Donald Trump was mulling a possibility to attack Iran’s “main nuclear site” in “the coming weeks”, asking his advisors whether he had such an option during a meeting at the Oval office on Thursday, The New York Times reported, citing “current and former US officials”.
The advisors, among whom were Vice President Mike Pence, State Secretary Mike Pompeo, acting Defence Secretary Christopher Miller and the chairman of the Joint Chiefs of Staff Gen. Mark A. Milley, reportedly dissuaded Trump from an attack, voicing concerns that it might escalate “into a broader conflict in the last weeks of Mr. Trump’s presidency”.
After advisors warned Trump on the possible aftermath of a strike, they reportedly left the office believing that “a missile attack inside Iran was off the table”.
The report emerged amid allegations that Trump is attempting to “sabotage Biden administration”, as the media projected the Democratic candidate to win the White House race, even though the official results of the presidential election are yet to be known. The sitting president refuses to concede, insisting that the election was “rigged”.

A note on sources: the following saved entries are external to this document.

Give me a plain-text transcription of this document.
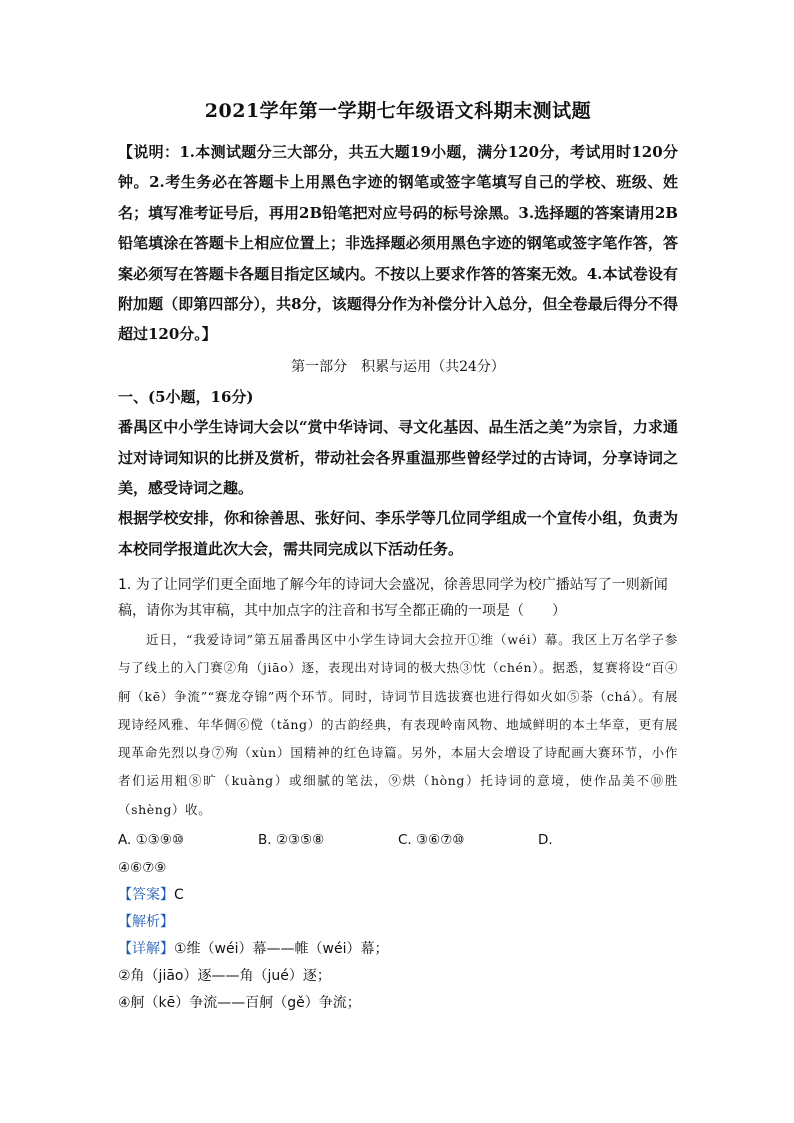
2021学年第一学期七年级语文科期末测试题

【说明：1.本测试题分三大部分，共五大题19小题，满分120分，考试用时120分钟。2.考生务必在答题卡上用黑色字迹的钢笔或签字笔填写自己的学校、班级、姓名；填写准考证号后，再用2B铅笔把对应号码的标号涂黑。3.选择题的答案请用2B铅笔填涂在答题卡上相应位置上；非选择题必须用黑色字迹的钢笔或签字笔作答，答案必须写在答题卡各题目指定区域内。不按以上要求作答的答案无效。4.本试卷设有附加题（即第四部分），共8分，该题得分作为补偿分计入总分，但全卷最后得分不得超过120分。】

第一部分　积累与运用（共24分）

一、(5小题，16分)

番禺区中小学生诗词大会以“赏中华诗词、寻文化基因、品生活之美”为宗旨，力求通过对诗词知识的比拼及赏析，带动社会各界重温那些曾经学过的古诗词，分享诗词之美，感受诗词之趣。

根据学校安排，你和徐善思、张好问、李乐学等几位同学组成一个宣传小组，负责为本校同学报道此次大会，需共同完成以下活动任务。

1. 为了让同学们更全面地了解今年的诗词大会盛况，徐善思同学为校广播站写了一则新闻稿，请你为其审稿，其中加点字的注音和书写全都正确的一项是（　　）

近日，“我爱诗词”第五届番禺区中小学生诗词大会拉开①维（wéi）幕。我区上万名学子参与了线上的入门赛②角（jiāo）逐，表现出对诗词的极大热③忱（chén）。据悉，复赛将设“百④舸（kē）争流”“赛龙夺锦”两个环节。同时，诗词节目选拔赛也进行得如火如⑤荼（chá）。有展现诗经风雅、年华倜⑥傥（tǎng）的古韵经典，有表现岭南风物、地域鲜明的本土华章，更有展现革命先烈以身⑦殉（xùn）国精神的红色诗篇。另外，本届大会增设了诗配画大赛环节，小作者们运用粗⑧旷（kuàng）或细腻的笔法，⑨烘（hòng）托诗词的意境，使作品美不⑩胜（shèng）收。

A. ①③⑨⑩	B. ②③⑤⑧	C. ③⑥⑦⑩	D.
④⑥⑦⑨

【答案】C

【解析】

【详解】①维（wéi）幕——帷（wéi）幕；

②角（jiāo）逐——角（jué）逐；

④舸（kē）争流——百舸（gě）争流；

According to The NYT, the strike against Iran, if conducted, would “almost certainly” target Natanz – an Iranian nuclear plant that is generally considered to be a central facility for uranium enrichment.
The alleged Oval office meeting took place a day after the International Atomic Energy Agency (IAEA) reported a significant increase in the Iranian stockpile of nuclear material – 12 times larger than allowed in the nuclear accord that Trump unilaterally exited in 2018.

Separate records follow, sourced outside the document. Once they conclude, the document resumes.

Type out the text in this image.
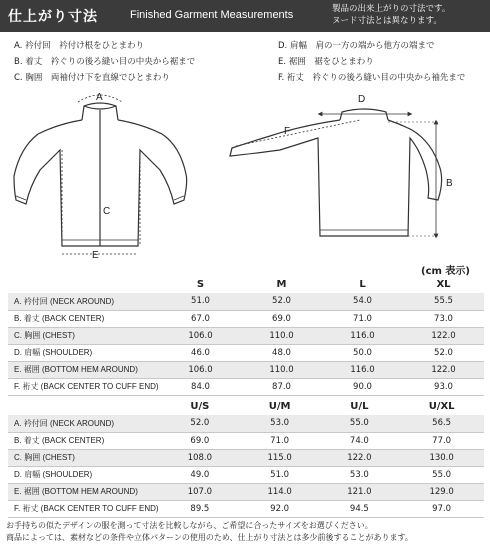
仕上がり寸法	Finished Garment Measurements	製品の出来上がりの寸法です。
ヌード寸法とは異なります。
A. 衿付回　衿付け根をひとまわり
B. 着丈　衿ぐりの後ろ縫い目の中央から裾まで
C. 胸囲　両袖付け下を直線でひとまわり
D. 肩幅　肩の一方の端から他方の端まで
E. 裾囲　裾をひとまわり
F. 裄丈　衿ぐりの後ろ縫い目の中央から袖先まで
A
C
E
D
F
B
(cm 表示)
	S	M	L	XL
A. 衿付回 (NECK AROUND)	51.0	52.0	54.0	55.5
B. 着丈 (BACK CENTER)	67.0	69.0	71.0	73.0
C. 胸囲 (CHEST)	106.0	110.0	116.0	122.0
D. 肩幅 (SHOULDER)	46.0	48.0	50.0	52.0
E. 裾囲 (BOTTOM HEM AROUND)	106.0	110.0	116.0	122.0
F. 裄丈 (BACK CENTER TO CUFF END)	84.0	87.0	90.0	93.0
	U/S	U/M	U/L	U/XL
A. 衿付回 (NECK AROUND)	52.0	53.0	55.0	56.5
B. 着丈 (BACK CENTER)	69.0	71.0	74.0	77.0
C. 胸囲 (CHEST)	108.0	115.0	122.0	130.0
D. 肩幅 (SHOULDER)	49.0	51.0	53.0	55.0
E. 裾囲 (BOTTOM HEM AROUND)	107.0	114.0	121.0	129.0
F. 裄丈 (BACK CENTER TO CUFF END)	89.5	92.0	94.5	97.0
お手持ちの似たデザインの服を測って寸法を比較しながら、ご希望に合ったサイズをお選びください。
商品によっては、素材などの条件や立体パターンの使用のため、仕上がり寸法とは多少前後することがあります。
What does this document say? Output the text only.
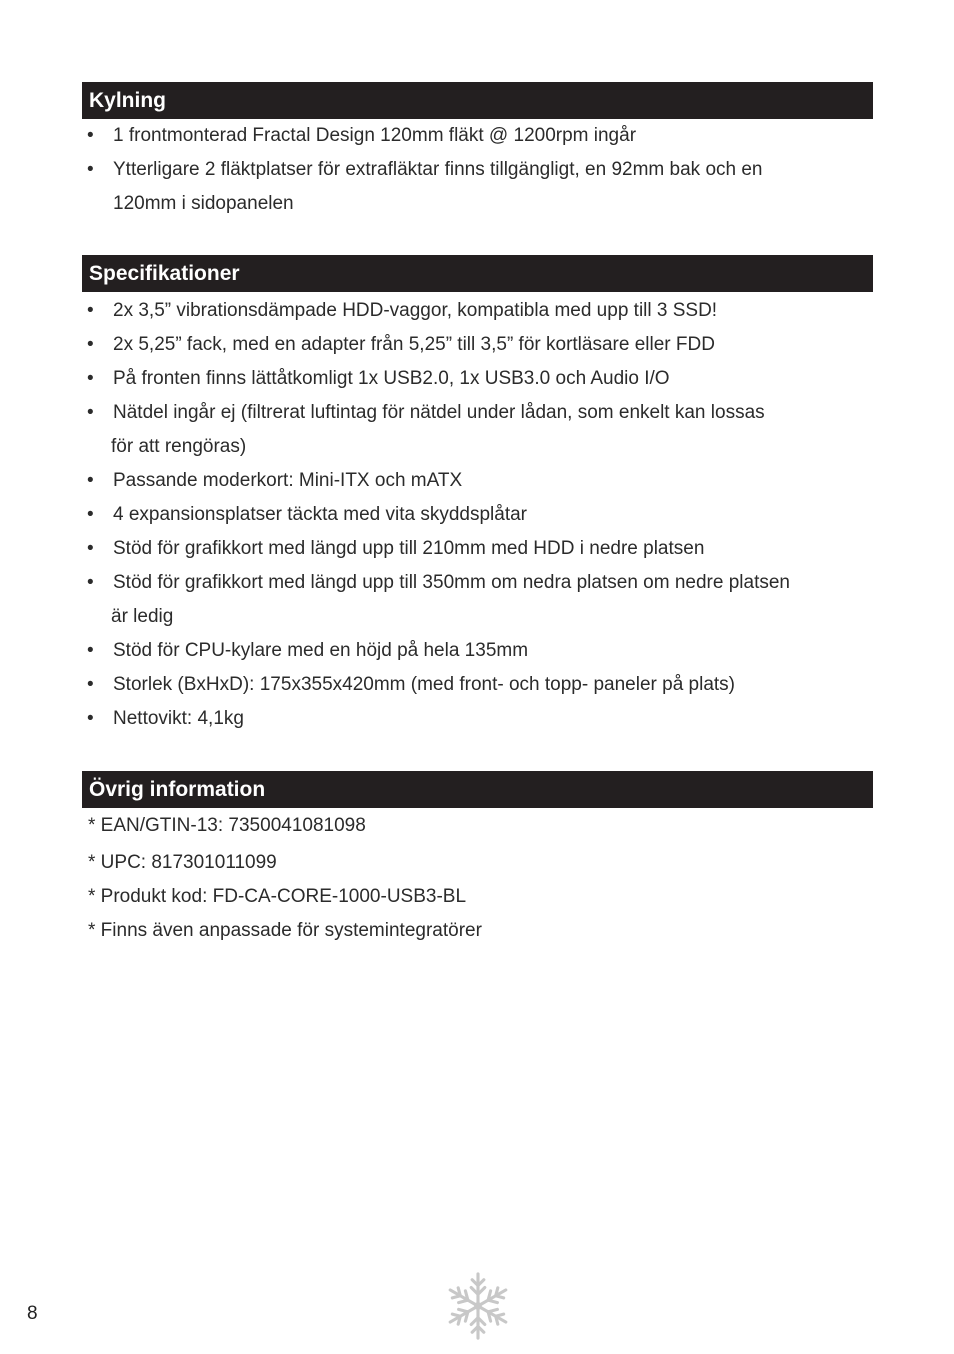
Kylning
• 1 frontmonterad Fractal Design 120mm fläkt @ 1200rpm ingår
• Ytterligare 2 fläktplatser för extrafläktar finns tillgängligt, en 92mm bak och en
120mm i sidopanelen
Specifikationer
• 2x 3,5” vibrationsdämpade HDD-vaggor, kompatibla med upp till 3 SSD!
• 2x 5,25” fack, med en adapter från 5,25” till 3,5” för kortläsare eller FDD
• På fronten finns lättåtkomligt 1x USB2.0, 1x USB3.0 och Audio I/O
• Nätdel ingår ej (filtrerat luftintag för nätdel under lådan, som enkelt kan lossas
för att rengöras)
• Passande moderkort: Mini-ITX och mATX
• 4 expansionsplatser täckta med vita skyddsplåtar
• Stöd för grafikkort med längd upp till 210mm med HDD i nedre platsen
• Stöd för grafikkort med längd upp till 350mm om nedra platsen om nedre platsen
är ledig
• Stöd för CPU-kylare med en höjd på hela 135mm
• Storlek (BxHxD): 175x355x420mm (med front- och topp- paneler på plats)
• Nettovikt: 4,1kg
Övrig information
* EAN/GTIN-13: 7350041081098
* UPC: 817301011099
* Produkt kod: FD-CA-CORE-1000-USB3-BL
* Finns även anpassade för systemintegratörer
8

Back in 20 June 2019 – ironically, on Thursday as well – Trump abruptly reversed an airstrike against Iran that was planned as a retaliatory move for shooting down a US surveillance drone. That time, however, the attack was cancelled just minutes before it could have been conducted.

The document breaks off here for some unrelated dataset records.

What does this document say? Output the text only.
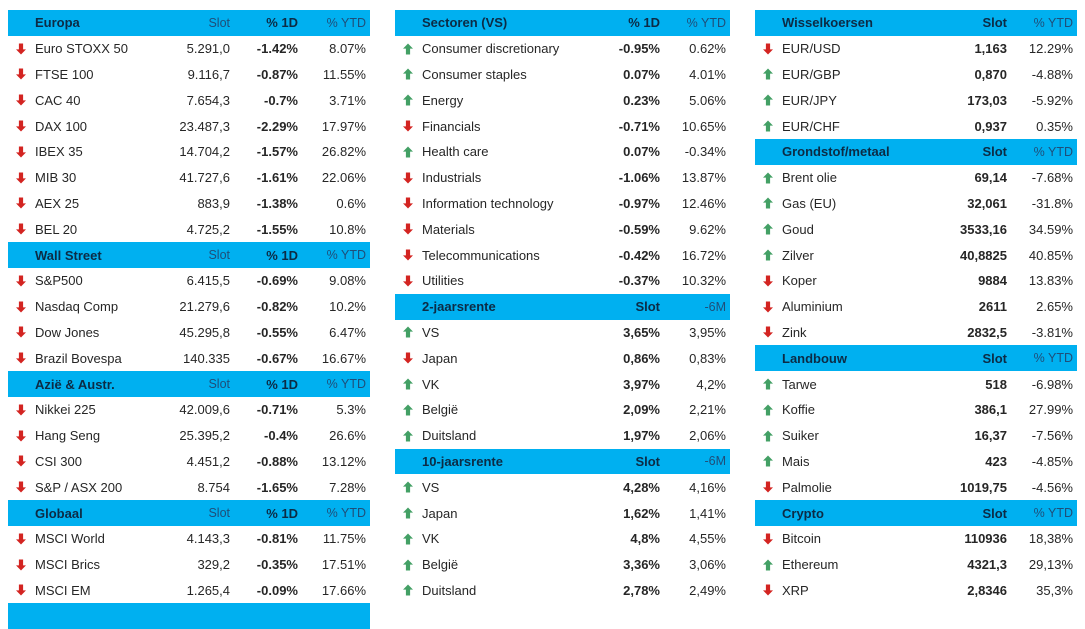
Europa	Slot	% 1D	% YTD
Euro STOXX 50	5.291,0	-1.42%	8.07%
FTSE 100	9.116,7	-0.87%	11.55%
CAC 40	7.654,3	-0.7%	3.71%
DAX 100	23.487,3	-2.29%	17.97%
IBEX 35	14.704,2	-1.57%	26.82%
MIB 30	41.727,6	-1.61%	22.06%
AEX 25	883,9	-1.38%	0.6%
BEL 20	4.725,2	-1.55%	10.8%
Wall Street	Slot	% 1D	% YTD
S&P500	6.415,5	-0.69%	9.08%
Nasdaq Comp	21.279,6	-0.82%	10.2%
Dow Jones	45.295,8	-0.55%	6.47%
Brazil Bovespa	140.335	-0.67%	16.67%
Azië & Austr.	Slot	% 1D	% YTD
Nikkei 225	42.009,6	-0.71%	5.3%
Hang Seng	25.395,2	-0.4%	26.6%
CSI 300	4.451,2	-0.88%	13.12%
S&P / ASX 200	8.754	-1.65%	7.28%
Globaal	Slot	% 1D	% YTD
MSCI World	4.143,3	-0.81%	11.75%
MSCI Brics	329,2	-0.35%	17.51%
MSCI EM	1.265,4	-0.09%	17.66%
Sectoren (VS)	% 1D	% YTD
Consumer discretionary	-0.95%	0.62%
Consumer staples	0.07%	4.01%
Energy	0.23%	5.06%
Financials	-0.71%	10.65%
Health care	0.07%	-0.34%
Industrials	-1.06%	13.87%
Information technology	-0.97%	12.46%
Materials	-0.59%	9.62%
Telecommunications	-0.42%	16.72%
Utilities	-0.37%	10.32%
2-jaarsrente	Slot	-6M
VS	3,65%	3,95%
Japan	0,86%	0,83%
VK	3,97%	4,2%
België	2,09%	2,21%
Duitsland	1,97%	2,06%
10-jaarsrente	Slot	-6M
VS	4,28%	4,16%
Japan	1,62%	1,41%
VK	4,8%	4,55%
België	3,36%	3,06%
Duitsland	2,78%	2,49%
Wisselkoersen	Slot	% YTD
EUR/USD	1,163	12.29%
EUR/GBP	0,870	-4.88%
EUR/JPY	173,03	-5.92%
EUR/CHF	0,937	0.35%
Grondstof/metaal	Slot	% YTD
Brent olie	69,14	-7.68%
Gas (EU)	32,061	-31.8%
Goud	3533,16	34.59%
Zilver	40,8825	40.85%
Koper	9884	13.83%
Aluminium	2611	2.65%
Zink	2832,5	-3.81%
Landbouw	Slot	% YTD
Tarwe	518	-6.98%
Koffie	386,1	27.99%
Suiker	16,37	-7.56%
Mais	423	-4.85%
Palmolie	1019,75	-4.56%
Crypto	Slot	% YTD
Bitcoin	110936	18,38%
Ethereum	4321,3	29,13%
XRP	2,8346	35,3%
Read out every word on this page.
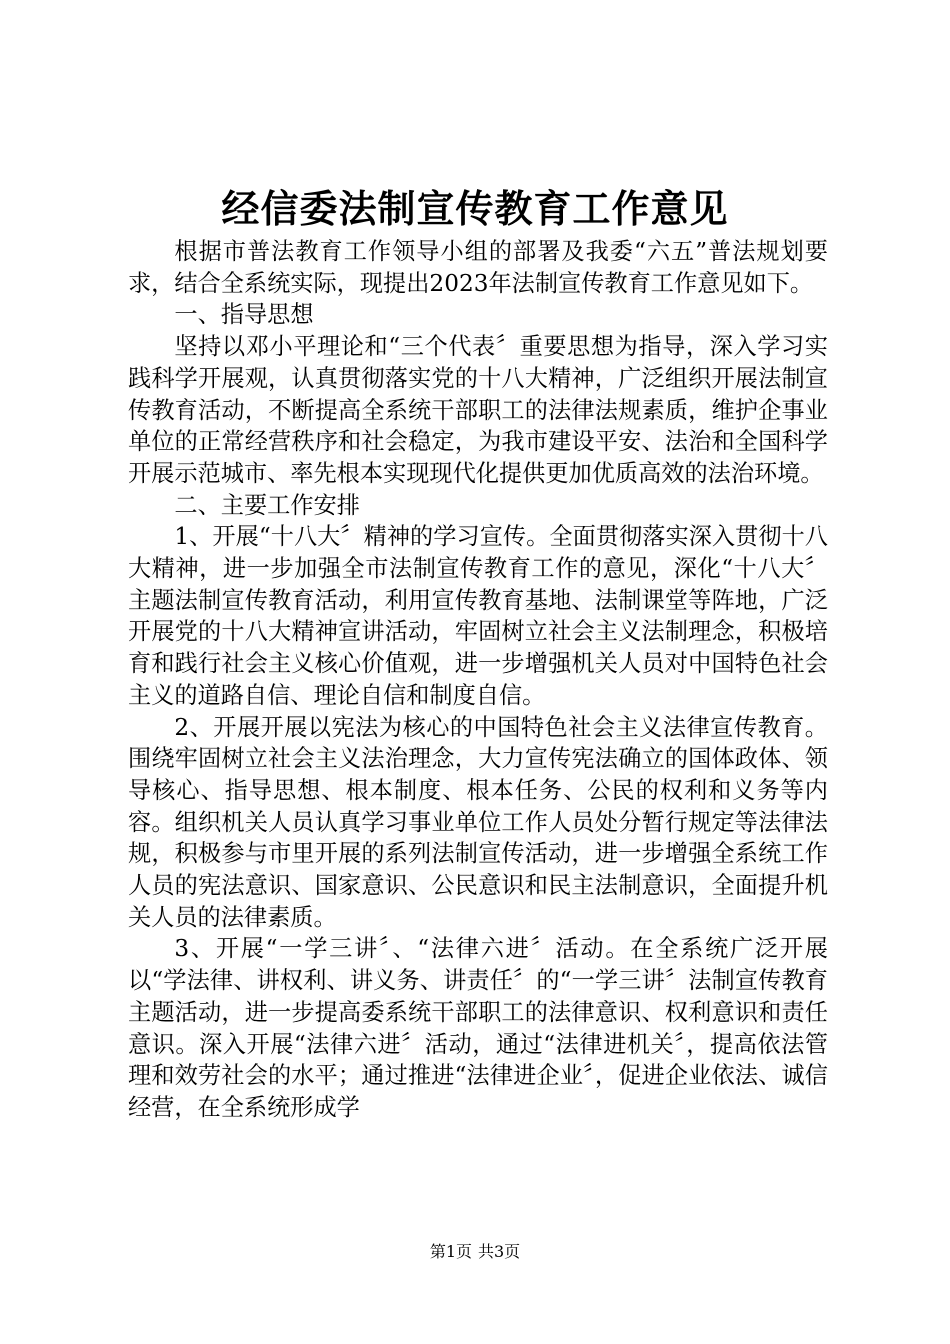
经信委法制宣传教育工作意见

根据市普法教育工作领导小组的部署及我委“六五”普法规划要求，结合全系统实际，现提出2023年法制宣传教育工作意见如下。

一、指导思想

坚持以邓小平理论和“三个代表〞重要思想为指导，深入学习实践科学开展观，认真贯彻落实党的十八大精神，广泛组织开展法制宣传教育活动，不断提高全系统干部职工的法律法规素质，维护企事业单位的正常经营秩序和社会稳定，为我市建设平安、法治和全国科学开展示范城市、率先根本实现现代化提供更加优质高效的法治环境。

二、主要工作安排

1、开展“十八大〞精神的学习宣传。全面贯彻落实深入贯彻十八大精神，进一步加强全市法制宣传教育工作的意见，深化“十八大〞主题法制宣传教育活动，利用宣传教育基地、法制课堂等阵地，广泛开展党的十八大精神宣讲活动，牢固树立社会主义法制理念，积极培育和践行社会主义核心价值观，进一步增强机关人员对中国特色社会主义的道路自信、理论自信和制度自信。

2、开展开展以宪法为核心的中国特色社会主义法律宣传教育。围绕牢固树立社会主义法治理念，大力宣传宪法确立的国体政体、领导核心、指导思想、根本制度、根本任务、公民的权利和义务等内容。组织机关人员认真学习事业单位工作人员处分暂行规定等法律法规，积极参与市里开展的系列法制宣传活动，进一步增强全系统工作人员的宪法意识、国家意识、公民意识和民主法制意识，全面提升机关人员的法律素质。

3、开展“一学三讲〞、“法律六进〞活动。在全系统广泛开展以“学法律、讲权利、讲义务、讲责任〞的“一学三讲〞法制宣传教育主题活动，进一步提高委系统干部职工的法律意识、权利意识和责任意识。深入开展“法律六进〞活动，通过“法律进机关〞，提高依法管理和效劳社会的水平；通过推进“法律进企业〞，促进企业依法、诚信经营，在全系统形成学

第1页 共3页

“We were cocked & loaded to retaliate last night on 3 different sights when I asked, how many will die. 150 people, sir, was the answer from a General. 10 minutes before the strike I stopped it,” Trump wrote at the time.
Harsh economic sanctions against Iran immediately followed the US’ withdrawal from the Joint Comprehensive Plan of Action (JCPOA), as, without evidence, president Trump claimed that Iran violated the deal, even though Tehran repeatedly insisted that its nuclear program was exclusively peaceful.
A year after Trump decided to pull the US out of the agreeement in May 2018, Tehran began to step away from its commitments under the nuclear deal.
Tensions between the countries spiraled even more after the US President ordered the killing of the top Iranian general Qasem Soleimani in January.
In retaliation, Iran carried out airstrikes against two American military bases in Iraq, which did not claim any lives, but left more than 100 US servicemen diagnosed with traumatic brain injuries.